Smart contracts utilise the blockchain technology to help people exchange goods transparently, whilst avoiding the need for a middleman. The system works using the if-then premise. For example, if Mr.Bloggs turns up for a full day of work today, then he will be paid his day rate, if he doesn’t, then he won’t be paid. Smart contracts can be layered up with all the usual terms that you’d find in traditional contracts but with the ability to automate every rule.

We predict that over the next few years, we’ll see a sharp rise in smart contracts being used in favour of traditional contracts. Below are 7 reasons why.



Traditional contracts require a lot of back-and-forth communication and can take hours to create. With smart contracts, the code automates tasks and saves you precious time.

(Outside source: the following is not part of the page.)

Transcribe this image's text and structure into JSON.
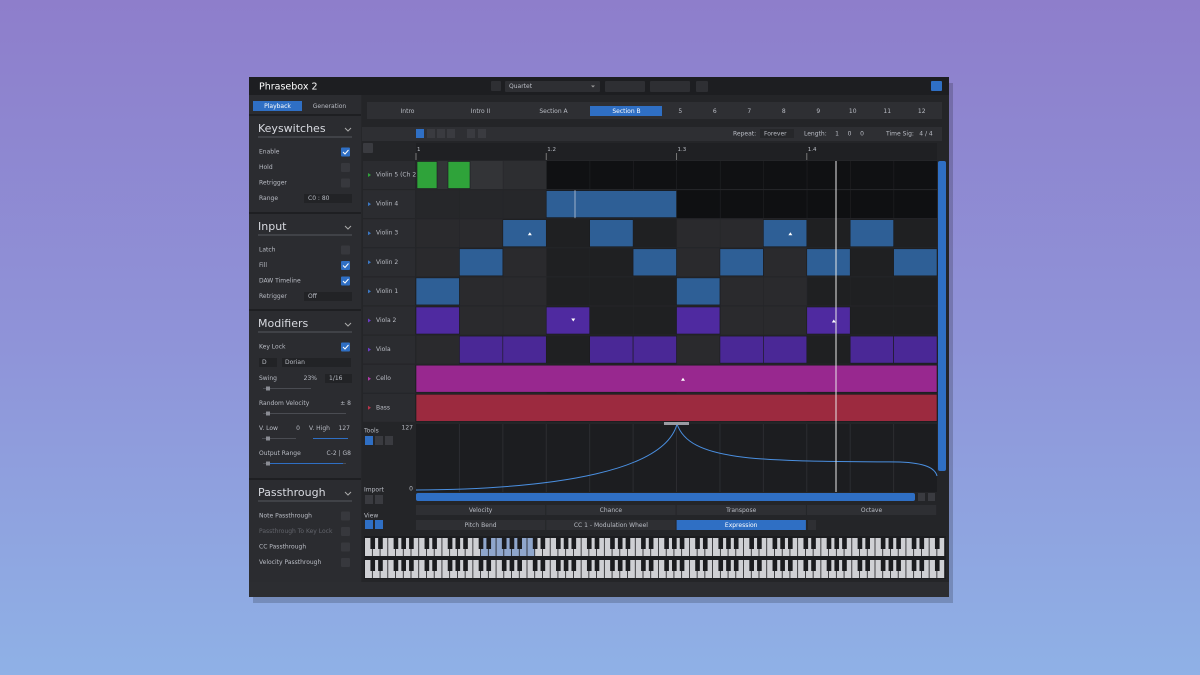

Smart contracts are simple and therefore do not require intermediaries to be involved. Which means smart contracts do not require intermediaries to be paid. Cashback.



Whilst traditional contracts can be lost, with the blockchain, your documents are duplicated many times over. That means that even if your machine breaks, you can easily retrieve a copy of the contract.



If the agreed service did not meet requirements, then smart contracts can automate penalties. The great thing about having automated penalties is that no emotions are involved.



Smart contracts can be trusted to simply expire when they’re programmed too.



Whenever you cut out the need for people to be involved in a part of a process, then you’re reducing the risk of miscommunication which often happens between human beings.



Smart contracts avoid human-errors which are found in manual contracts.